The Bureaucracy of Beauty: Design in the Age of its Global Reproducibility
The Bureaucracy of Beauty is a wide-ranging work of cultural theory that connects literary studies, postcoloniality, the history of architecture and design, and the history and present of empire. Professor Ananya Roy of UC Berkeley calls it a "fantastic book," and in many ways this is the best description of it. The Bureaucracy of Beauty begins with nineteenth-century Britain's Department of Science and Arts, a venture organized by the Board of Trade, and how the DSA exerted a powerful influence on the growth of museums, design schools, and architecture throughout the British Empire.

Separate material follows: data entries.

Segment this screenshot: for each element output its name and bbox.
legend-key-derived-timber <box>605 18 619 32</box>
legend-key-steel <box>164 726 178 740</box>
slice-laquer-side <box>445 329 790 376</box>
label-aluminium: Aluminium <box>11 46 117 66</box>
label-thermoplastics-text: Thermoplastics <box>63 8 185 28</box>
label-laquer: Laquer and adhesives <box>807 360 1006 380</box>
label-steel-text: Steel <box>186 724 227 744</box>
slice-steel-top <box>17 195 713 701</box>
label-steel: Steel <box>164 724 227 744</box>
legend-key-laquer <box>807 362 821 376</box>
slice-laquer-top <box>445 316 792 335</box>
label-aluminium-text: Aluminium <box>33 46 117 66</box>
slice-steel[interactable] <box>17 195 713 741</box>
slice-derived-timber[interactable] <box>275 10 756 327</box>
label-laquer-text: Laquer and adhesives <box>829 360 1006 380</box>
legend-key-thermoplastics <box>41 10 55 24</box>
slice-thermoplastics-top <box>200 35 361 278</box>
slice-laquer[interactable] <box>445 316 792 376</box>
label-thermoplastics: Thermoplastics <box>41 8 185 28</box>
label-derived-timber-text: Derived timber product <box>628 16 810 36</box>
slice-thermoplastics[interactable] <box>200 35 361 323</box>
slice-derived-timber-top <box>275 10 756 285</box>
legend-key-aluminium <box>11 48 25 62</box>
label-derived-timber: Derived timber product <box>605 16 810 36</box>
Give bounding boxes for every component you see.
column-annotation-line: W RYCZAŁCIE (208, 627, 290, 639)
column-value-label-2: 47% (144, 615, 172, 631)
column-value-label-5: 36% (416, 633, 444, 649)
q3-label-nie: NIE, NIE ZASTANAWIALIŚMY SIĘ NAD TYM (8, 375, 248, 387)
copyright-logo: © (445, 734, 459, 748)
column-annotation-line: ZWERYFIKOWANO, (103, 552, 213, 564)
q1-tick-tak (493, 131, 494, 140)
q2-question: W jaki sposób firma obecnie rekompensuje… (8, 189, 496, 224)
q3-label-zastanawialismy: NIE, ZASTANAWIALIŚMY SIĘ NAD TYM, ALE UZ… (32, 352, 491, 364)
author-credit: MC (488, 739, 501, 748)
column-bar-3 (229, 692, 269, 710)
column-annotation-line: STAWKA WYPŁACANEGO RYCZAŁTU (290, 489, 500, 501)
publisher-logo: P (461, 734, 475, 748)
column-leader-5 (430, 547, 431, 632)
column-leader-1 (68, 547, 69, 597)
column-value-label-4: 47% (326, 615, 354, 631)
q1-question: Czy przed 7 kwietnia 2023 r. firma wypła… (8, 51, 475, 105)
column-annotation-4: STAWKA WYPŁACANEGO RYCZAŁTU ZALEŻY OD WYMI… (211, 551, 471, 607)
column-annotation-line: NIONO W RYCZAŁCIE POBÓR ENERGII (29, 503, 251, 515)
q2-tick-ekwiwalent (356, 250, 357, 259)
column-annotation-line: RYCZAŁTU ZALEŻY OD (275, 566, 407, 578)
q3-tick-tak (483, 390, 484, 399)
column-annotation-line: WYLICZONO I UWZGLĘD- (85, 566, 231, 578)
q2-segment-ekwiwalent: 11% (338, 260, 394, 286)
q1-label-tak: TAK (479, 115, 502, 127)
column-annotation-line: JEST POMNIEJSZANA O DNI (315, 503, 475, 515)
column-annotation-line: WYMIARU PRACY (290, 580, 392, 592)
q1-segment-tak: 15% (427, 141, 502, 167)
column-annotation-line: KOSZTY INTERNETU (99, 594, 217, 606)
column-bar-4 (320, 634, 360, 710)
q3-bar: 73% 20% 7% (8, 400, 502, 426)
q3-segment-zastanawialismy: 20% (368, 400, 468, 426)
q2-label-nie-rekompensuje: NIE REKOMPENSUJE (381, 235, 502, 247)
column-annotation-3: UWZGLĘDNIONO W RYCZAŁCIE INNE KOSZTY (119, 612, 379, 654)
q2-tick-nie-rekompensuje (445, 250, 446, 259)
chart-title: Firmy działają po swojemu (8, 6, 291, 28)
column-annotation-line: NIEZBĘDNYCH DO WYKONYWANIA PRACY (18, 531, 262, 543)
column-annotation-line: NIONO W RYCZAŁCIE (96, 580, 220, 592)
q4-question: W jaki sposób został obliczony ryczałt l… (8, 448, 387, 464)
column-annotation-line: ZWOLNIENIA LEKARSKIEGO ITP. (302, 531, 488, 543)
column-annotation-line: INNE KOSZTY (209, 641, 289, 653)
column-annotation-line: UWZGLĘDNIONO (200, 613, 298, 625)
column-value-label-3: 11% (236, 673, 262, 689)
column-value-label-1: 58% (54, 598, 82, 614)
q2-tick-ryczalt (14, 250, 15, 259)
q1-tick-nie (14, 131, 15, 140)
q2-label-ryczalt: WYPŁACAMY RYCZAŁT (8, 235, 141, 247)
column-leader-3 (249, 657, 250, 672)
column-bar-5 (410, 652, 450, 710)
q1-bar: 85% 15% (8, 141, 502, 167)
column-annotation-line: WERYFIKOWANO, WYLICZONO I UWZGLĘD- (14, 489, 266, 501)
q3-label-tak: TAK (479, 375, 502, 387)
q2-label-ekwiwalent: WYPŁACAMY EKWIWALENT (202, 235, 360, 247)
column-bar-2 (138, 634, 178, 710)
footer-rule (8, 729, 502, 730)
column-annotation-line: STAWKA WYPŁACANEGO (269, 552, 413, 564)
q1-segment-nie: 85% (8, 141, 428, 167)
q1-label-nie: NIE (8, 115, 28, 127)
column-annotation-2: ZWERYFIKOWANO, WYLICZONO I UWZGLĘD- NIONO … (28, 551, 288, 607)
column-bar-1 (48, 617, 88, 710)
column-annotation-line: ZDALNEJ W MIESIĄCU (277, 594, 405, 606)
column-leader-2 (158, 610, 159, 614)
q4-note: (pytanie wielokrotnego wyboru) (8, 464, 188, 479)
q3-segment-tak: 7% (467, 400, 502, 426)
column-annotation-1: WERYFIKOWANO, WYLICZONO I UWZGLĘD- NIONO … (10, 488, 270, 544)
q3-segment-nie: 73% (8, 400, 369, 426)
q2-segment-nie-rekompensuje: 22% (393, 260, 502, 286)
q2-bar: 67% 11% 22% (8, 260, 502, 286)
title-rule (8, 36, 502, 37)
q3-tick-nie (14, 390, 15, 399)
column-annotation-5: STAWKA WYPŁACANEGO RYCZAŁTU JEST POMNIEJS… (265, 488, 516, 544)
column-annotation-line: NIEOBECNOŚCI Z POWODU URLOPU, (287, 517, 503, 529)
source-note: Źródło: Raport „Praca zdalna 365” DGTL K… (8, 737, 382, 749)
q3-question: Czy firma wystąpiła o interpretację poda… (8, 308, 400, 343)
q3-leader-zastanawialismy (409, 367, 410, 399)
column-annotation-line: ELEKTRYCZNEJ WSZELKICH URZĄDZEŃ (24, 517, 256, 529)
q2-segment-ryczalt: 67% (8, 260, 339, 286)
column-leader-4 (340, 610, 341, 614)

But this is only the book's literal subject: in a remarkable set of chapters, Dutta explores the development of international laws of intellectual property, ideas of design pedagogy, the technological distinction between craft and industry, the relation of colonial tutelage to economic policy, the politics and technology of exhibition, and competing philosophies of aesthetics. His thinking across these areas is ignited by engagements with Benjamin, Marx, Adam Smith and Jeremy Bentham, Kant, Mill, Ruskin, and Gandhi.
A rich study in the history of ideas, of design and architecture, and of cultural politics, The Bureaucracy of Beauty converges on the issues of present-day globalization. From nineteenth-century Britain to twenty-first century America, The Bureaucracy of Beauty offers a theory of how things - big things -change.